The final weekend of Kilkenny Arts Week was dominated by a contemporary music ensemble from Sweden, Ensemble Son. This group, with a line-up of guitar (Magnus Andersson), percussion (Jonny Axelsson), trombone (Ivo Nilsson), saxophone (Jorgen Petersson), flute (Mik ael Pettersson) and mandolin (Sven Aberg), gave two concerts, the first (Friday evening at St Canice's Cathedral) introducing newly-commissioned works by Roger Doyle and Barry Guy, the second (yesterday at noon in the James O'Donoghue & Co Gallery) devoted entirely to Swedish music.
Roger Doyle's quartet, Shindstu (listed in the programme book under its working title, Deep Grammar), is for the core Son membership (saxophone, trombone, percussion and guitar). It exploits their experience in improvisation and uses the trombone to trigger pre-composed electroacoustic sounds via a pitch-to-MIDI converter.
Doyle's music often marries super-naivety and sophistication. In this piece, there was, on the one hand, the often bare-sounding trombone line (bogged down, perhaps, by the composer's concern with its MIDI responsibilities) and a doodling, quiet tune on guitar, and, on the other, the altogether more resourceful if hardly original-sounding world of the electronics. There was a flatness to the music, as if the composer's concern over the processes he was engaged in had become more important than the outcome of those processes, which, in the end, is all the audience experiences.
Barry Guy's Holyrood, for the full ensemble (joined by Guy himself on double bass) with an electronic soundtrack, continues this composer's preoccupation with the visual in music. It takes its inspiration from Albert Irvin's screenprint Holyrood II (oddly, not among the works chosen for reproduction in the festival programme book) and pursues the course of integrating graphics as well as conventional notation into the score. With Guy onstage as a sort of master-router, the piece juxtaposed coolness and meta-frenzy in a manner not unlike - but not as compelling as - Guy's own uniquely hot 'n' cool improvisation on the double bass.
Ensemble Son also introduced Kilkenny audiences to two works by Swansea-born, Amsterdam-resident Richard Barrett, colloid-E for 10-string guitar and ensemble, and EARTH for trombone and percussion. The former's trapped lyricism made an slighter impression than the harsh and often violent struggle of the latter.

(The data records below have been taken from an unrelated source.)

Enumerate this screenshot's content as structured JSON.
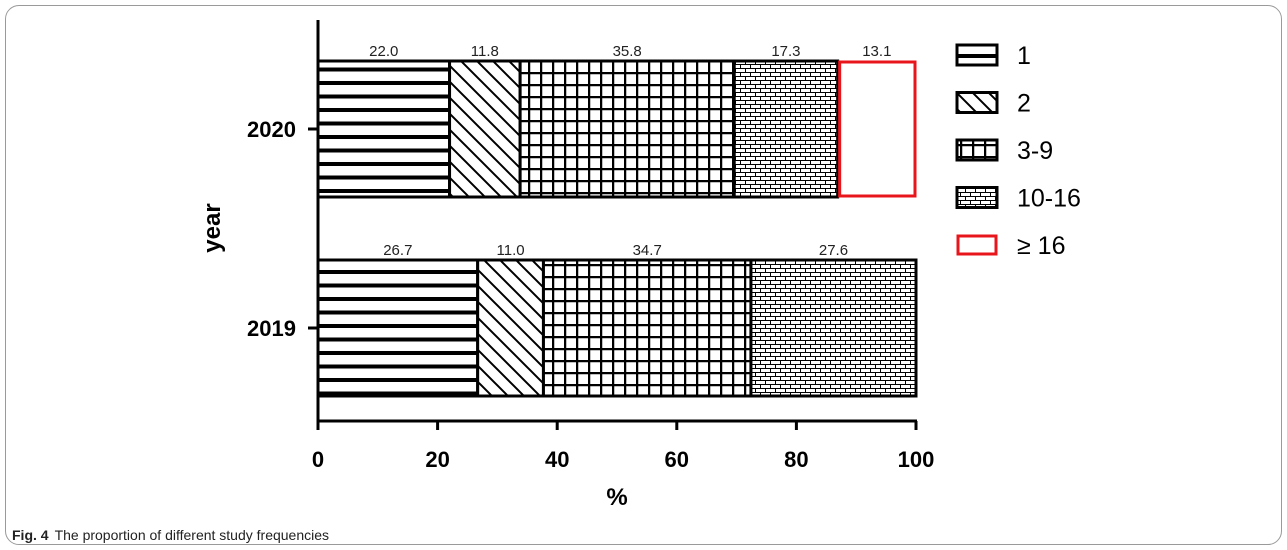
{
  "caption": {
    "label": "Fig. 4",
    "text": "The proportion of different study frequencies"
  },
  "chart_data": {
    "type": "bar",
    "orientation": "horizontal",
    "stacked": true,
    "categories": [
      "2020",
      "2019"
    ],
    "xlabel": "%",
    "ylabel": "year",
    "xlim": [
      0,
      100
    ],
    "x_ticks": [
      "0",
      "20",
      "40",
      "60",
      "80",
      "100"
    ],
    "legend_position": "right",
    "series": [
      {
        "name": "1",
        "pattern": "horizontal-lines",
        "values": [
          22.0,
          26.7
        ],
        "labels": [
          "22.0",
          "26.7"
        ]
      },
      {
        "name": "2",
        "pattern": "diagonal-lines",
        "values": [
          11.8,
          11.0
        ],
        "labels": [
          "11.8",
          "11.0"
        ]
      },
      {
        "name": "3-9",
        "pattern": "grid",
        "values": [
          35.8,
          34.7
        ],
        "labels": [
          "35.8",
          "34.7"
        ]
      },
      {
        "name": "10-16",
        "pattern": "brick",
        "values": [
          17.3,
          27.6
        ],
        "labels": [
          "17.3",
          "27.6"
        ]
      },
      {
        "name": "≥ 16",
        "pattern": "red-outline",
        "color": "#e8161b",
        "values": [
          13.1,
          0
        ],
        "labels": [
          "13.1",
          ""
        ]
      }
    ]
  }
}
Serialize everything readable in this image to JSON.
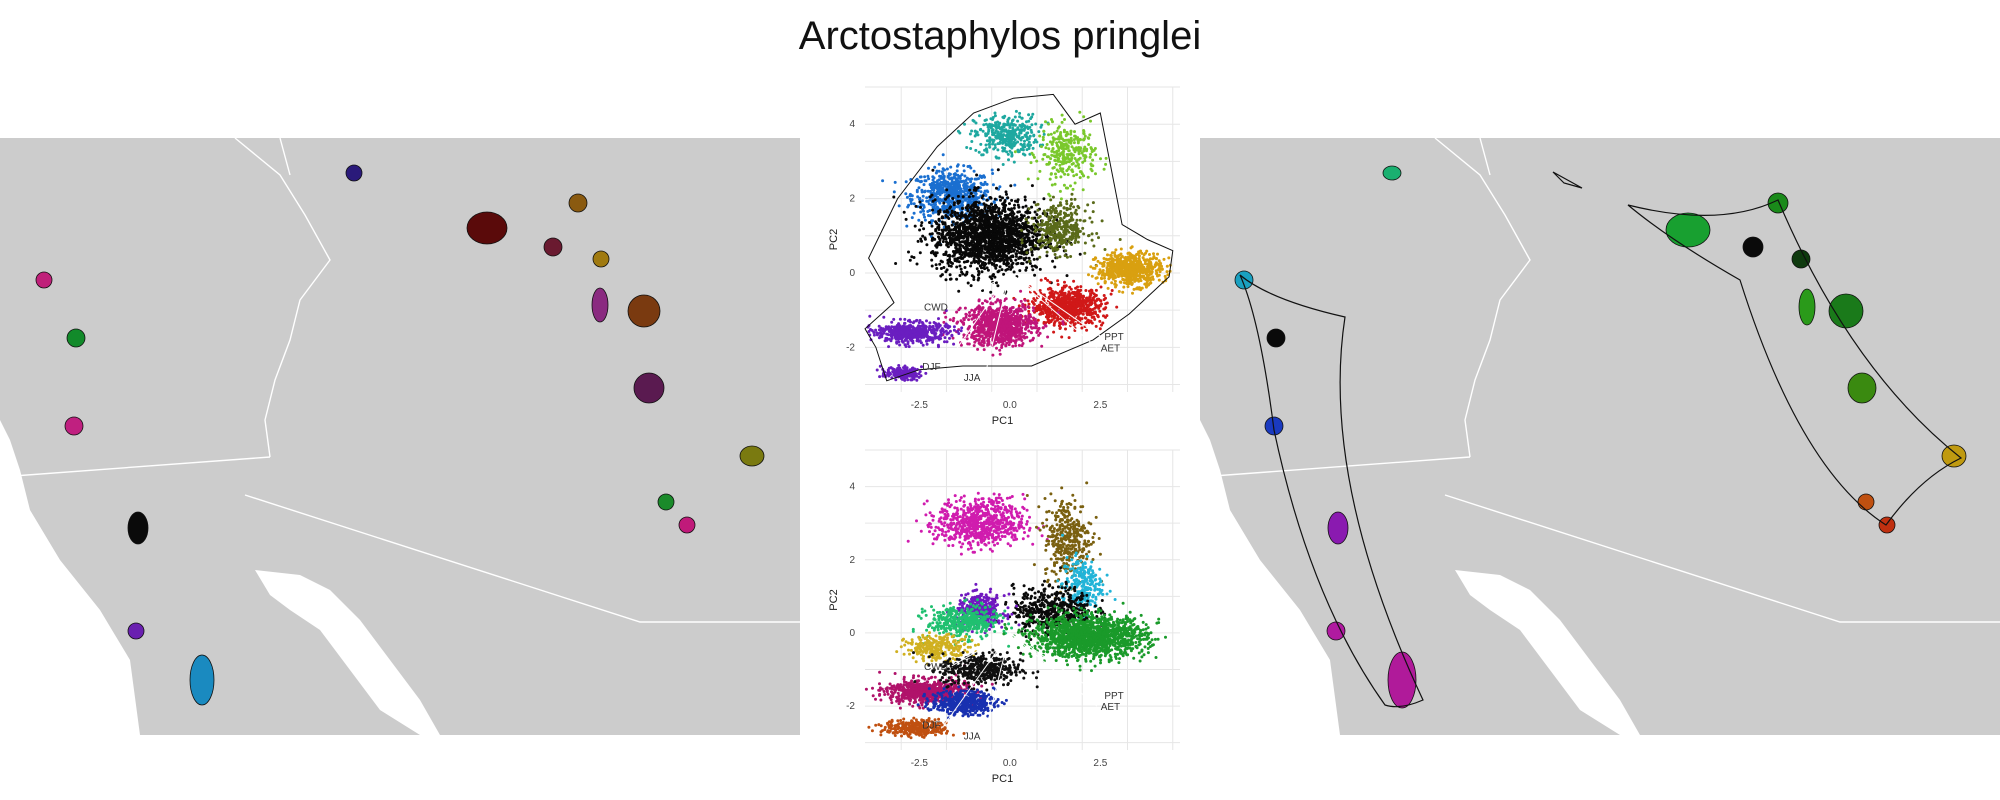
{
  "figure": {
    "title": "Arctostaphylos pringlei"
  },
  "colors": {
    "land": "#cccccc",
    "border": "#ffffff",
    "grid": "#e6e6e6"
  },
  "chart_data": [
    {
      "type": "scatter",
      "panel": "climate-pca-top",
      "xlabel": "PC1",
      "ylabel": "PC2",
      "xlim": [
        -4,
        4.7
      ],
      "ylim": [
        -3.2,
        5
      ],
      "xticks": [
        "-2.5",
        "0.0",
        "2.5"
      ],
      "xtick_values": [
        -2.5,
        0,
        2.5
      ],
      "yticks": [
        "-2",
        "0",
        "2",
        "4"
      ],
      "ytick_values": [
        -2,
        0,
        2,
        4
      ],
      "grid": true,
      "hull": [
        [
          -4.0,
          -1.5
        ],
        [
          -3.7,
          -2.0
        ],
        [
          -3.4,
          -2.9
        ],
        [
          -2.5,
          -2.6
        ],
        [
          -1.3,
          -2.5
        ],
        [
          0.6,
          -2.5
        ],
        [
          2.3,
          -1.8
        ],
        [
          3.3,
          -1.1
        ],
        [
          4.4,
          -0.1
        ],
        [
          4.5,
          0.6
        ],
        [
          3.8,
          0.9
        ],
        [
          3.1,
          1.3
        ],
        [
          2.5,
          4.3
        ],
        [
          1.8,
          4.0
        ],
        [
          1.2,
          4.8
        ],
        [
          0.1,
          4.7
        ],
        [
          -1.0,
          4.3
        ],
        [
          -2.0,
          3.4
        ],
        [
          -3.1,
          2.0
        ],
        [
          -3.9,
          0.4
        ],
        [
          -3.2,
          -0.8
        ]
      ],
      "clusters": [
        {
          "cx": -1.6,
          "cy": 2.1,
          "sx": 1.0,
          "sy": 0.6,
          "n": 650,
          "color": "#1a6fd0"
        },
        {
          "cx": -0.1,
          "cy": 3.7,
          "sx": 0.8,
          "sy": 0.5,
          "n": 350,
          "color": "#1ea8a0"
        },
        {
          "cx": 1.6,
          "cy": 3.2,
          "sx": 0.7,
          "sy": 0.7,
          "n": 300,
          "color": "#7ac82c"
        },
        {
          "cx": -0.6,
          "cy": 1.0,
          "sx": 1.4,
          "sy": 0.9,
          "n": 1700,
          "color": "#080808"
        },
        {
          "cx": 1.4,
          "cy": 1.2,
          "sx": 0.7,
          "sy": 0.6,
          "n": 350,
          "color": "#5a6a1a"
        },
        {
          "cx": 3.3,
          "cy": 0.1,
          "sx": 0.8,
          "sy": 0.4,
          "n": 600,
          "color": "#d9a010"
        },
        {
          "cx": 1.6,
          "cy": -0.9,
          "sx": 0.9,
          "sy": 0.45,
          "n": 700,
          "color": "#d01818"
        },
        {
          "cx": -0.3,
          "cy": -1.4,
          "sx": 0.9,
          "sy": 0.5,
          "n": 900,
          "color": "#c0157a"
        },
        {
          "cx": -2.7,
          "cy": -1.6,
          "sx": 0.9,
          "sy": 0.25,
          "n": 500,
          "color": "#6a1ec0"
        },
        {
          "cx": -3.0,
          "cy": -2.7,
          "sx": 0.5,
          "sy": 0.15,
          "n": 150,
          "color": "#6a1ec0"
        }
      ],
      "vectors": [
        {
          "label": "CWD",
          "x": -1.6,
          "y": -0.9
        },
        {
          "label": "DJF",
          "x": -1.8,
          "y": -2.5
        },
        {
          "label": "JJA",
          "x": -0.7,
          "y": -2.8
        },
        {
          "label": "PPT",
          "x": 2.5,
          "y": -1.7
        },
        {
          "label": "AET",
          "x": 2.4,
          "y": -2.0
        }
      ]
    },
    {
      "type": "scatter",
      "panel": "climate-pca-bottom",
      "xlabel": "PC1",
      "ylabel": "PC2",
      "xlim": [
        -4,
        4.7
      ],
      "ylim": [
        -3.2,
        5
      ],
      "xticks": [
        "-2.5",
        "0.0",
        "2.5"
      ],
      "xtick_values": [
        -2.5,
        0,
        2.5
      ],
      "yticks": [
        "-2",
        "0",
        "2",
        "4"
      ],
      "ytick_values": [
        -2,
        0,
        2,
        4
      ],
      "grid": true,
      "clusters": [
        {
          "cx": -0.8,
          "cy": 3.0,
          "sx": 1.1,
          "sy": 0.6,
          "n": 700,
          "color": "#d01cae"
        },
        {
          "cx": 1.6,
          "cy": 2.6,
          "sx": 0.6,
          "sy": 1.0,
          "n": 350,
          "color": "#7a6010"
        },
        {
          "cx": 2.0,
          "cy": 1.3,
          "sx": 0.5,
          "sy": 0.7,
          "n": 250,
          "color": "#22b4d8"
        },
        {
          "cx": 1.2,
          "cy": 0.6,
          "sx": 1.0,
          "sy": 0.6,
          "n": 500,
          "color": "#0a0a0a"
        },
        {
          "cx": -0.8,
          "cy": 0.6,
          "sx": 0.6,
          "sy": 0.4,
          "n": 350,
          "color": "#7018c0"
        },
        {
          "cx": -1.3,
          "cy": 0.3,
          "sx": 0.9,
          "sy": 0.4,
          "n": 400,
          "color": "#20c070"
        },
        {
          "cx": -2.0,
          "cy": -0.4,
          "sx": 0.8,
          "sy": 0.3,
          "n": 250,
          "color": "#d0b020"
        },
        {
          "cx": 2.2,
          "cy": -0.1,
          "sx": 1.4,
          "sy": 0.5,
          "n": 1500,
          "color": "#1a9a2a"
        },
        {
          "cx": -2.3,
          "cy": -1.6,
          "sx": 1.0,
          "sy": 0.3,
          "n": 700,
          "color": "#b0126a"
        },
        {
          "cx": -1.3,
          "cy": -1.9,
          "sx": 0.8,
          "sy": 0.3,
          "n": 400,
          "color": "#1830b0"
        },
        {
          "cx": -2.6,
          "cy": -2.6,
          "sx": 0.8,
          "sy": 0.2,
          "n": 300,
          "color": "#c05010"
        },
        {
          "cx": -0.8,
          "cy": -1.0,
          "sx": 1.0,
          "sy": 0.4,
          "n": 400,
          "color": "#101010"
        }
      ],
      "vectors": [
        {
          "label": "CWD",
          "x": -1.6,
          "y": -0.9
        },
        {
          "label": "DJF",
          "x": -1.8,
          "y": -2.5
        },
        {
          "label": "JJA",
          "x": -0.7,
          "y": -2.8
        },
        {
          "label": "PPT",
          "x": 2.5,
          "y": -1.7
        },
        {
          "label": "AET",
          "x": 2.4,
          "y": -2.0
        }
      ]
    }
  ],
  "maps": {
    "left_spots": [
      {
        "color": "#2a1a7a",
        "kind": "point"
      },
      {
        "color": "#5a0a0a",
        "kind": "point"
      },
      {
        "color": "#8a5a10",
        "kind": "point"
      },
      {
        "color": "#6a1a30",
        "kind": "point"
      },
      {
        "color": "#a07a10",
        "kind": "point"
      },
      {
        "color": "#8a2a80",
        "kind": "point"
      },
      {
        "color": "#7a3a10",
        "kind": "point"
      },
      {
        "color": "#c0207a",
        "kind": "point"
      },
      {
        "color": "#128a2a",
        "kind": "point"
      },
      {
        "color": "#c02080",
        "kind": "point"
      },
      {
        "color": "#5a1a50",
        "kind": "point"
      },
      {
        "color": "#7a7a10",
        "kind": "point"
      },
      {
        "color": "#1a8a2a",
        "kind": "point"
      },
      {
        "color": "#c01a7a",
        "kind": "point"
      },
      {
        "color": "#0a0a0a",
        "kind": "point"
      },
      {
        "color": "#6a20b0",
        "kind": "point"
      },
      {
        "color": "#1a8ac0",
        "kind": "point"
      }
    ],
    "right_spots": [
      {
        "color": "#1ab070",
        "kind": "point"
      },
      {
        "color": "#18a030",
        "kind": "point"
      },
      {
        "color": "#1a8a1a",
        "kind": "point"
      },
      {
        "color": "#0a0a0a",
        "kind": "point"
      },
      {
        "color": "#0e3a0e",
        "kind": "point"
      },
      {
        "color": "#2a9a1a",
        "kind": "point"
      },
      {
        "color": "#1a7a1a",
        "kind": "point"
      },
      {
        "color": "#3a8a10",
        "kind": "point"
      },
      {
        "color": "#c09a10",
        "kind": "point"
      },
      {
        "color": "#c05010",
        "kind": "point"
      },
      {
        "color": "#c03010",
        "kind": "point"
      },
      {
        "color": "#1aa0c0",
        "kind": "point"
      },
      {
        "color": "#0a0a0a",
        "kind": "point"
      },
      {
        "color": "#1a3ac0",
        "kind": "point"
      },
      {
        "color": "#8a1ab0",
        "kind": "point"
      },
      {
        "color": "#b01aa0",
        "kind": "point"
      },
      {
        "color": "#b01a9a",
        "kind": "point"
      }
    ]
  }
}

Earth is one of a series of Fictions, with the composer exploring this particular combination as a means of presenting "possible relationships between instruments incommensurate in timbre, technique and/or register, by forcing them together into ensemble rhythms". This description really suggests little of the drama Barrett invests in the encounter, drawing the listener in with ineluctable magnetism.
Yesterday's Swedish programme included the jokey Fanar by Eric Forare, the earnest Intra by Jan W. Morthenson, the intricately-intertwined Toile tournee by Chrichan Larson, melding the timbres of saxophone and trombone, the game-like strategies for working out combinations of guitar, vibraphone and trombone in Ivo Nilsson's Tre equali, and two highly-contrasted pieces by Sten Melin, Hyssj (Hush) for other-worldly quiet piccolo and harmonicsobsessed guitar, and a noholds-barred, world music send-up, Seven Heaven.
Magnus Andersson's lunchtime guitar recital on Saturday (St Canice's Cathedral) presented the familiar (Giuliani, Tarrega, Albeniz, Villa-Lobos) and the unfamiliar (Bent Sorensen and Uros Rojko) in a carefully-planned sequence illustrating the different schools of guitar music and performance. The performances were uneven, rusty, even tentative in the standard fare, altogether more persuasive in the more recent work. Sorensen's Angelus Waltz and Shadow Siciliano are both short, disembodied studies, like faded reproductions where the whole has to be imagined on the basis of a few, barely-discernible fragments. Rojko's Passing Away takes a minimum of material and spins it out with focus and rigor as well as wit (he studied with Ligeti) so that it becomes a clear-sighted essay in form.
Saturday evening's recital at St Canice's was given by cellist Raphael Wallfisch, accompanied by Ronan O'Hora. Wallfisch's playing throughout the evening was notable for the easy fullness of his gorgeous, flowing tone. If this sort of tonal indulgence were all that were required in sonatas by Beethoven (Op. 102 No. 1 in D) and Brahms (Op. 99 in F), the Much Ado About Nothing Suite by Korngold, the Stucke im Volkston by Schumann or the Op. 72 Sonata for Solo Cello by Vainberg, then this recital would be about as good as you would get. The derisorily subservient balances of the piano, however, often made nonsense of the musical material. The Brahms sonata, curiously (by dint, I suspect, of the difficulty of the piano part), fared best in this regard, even better than the mostly melodically-driven Korngold suite.
Only the finely-contrasted moods of the Vainberg sonata, rich in resonances of Shostakovich, came across as a truly convincing musical statement.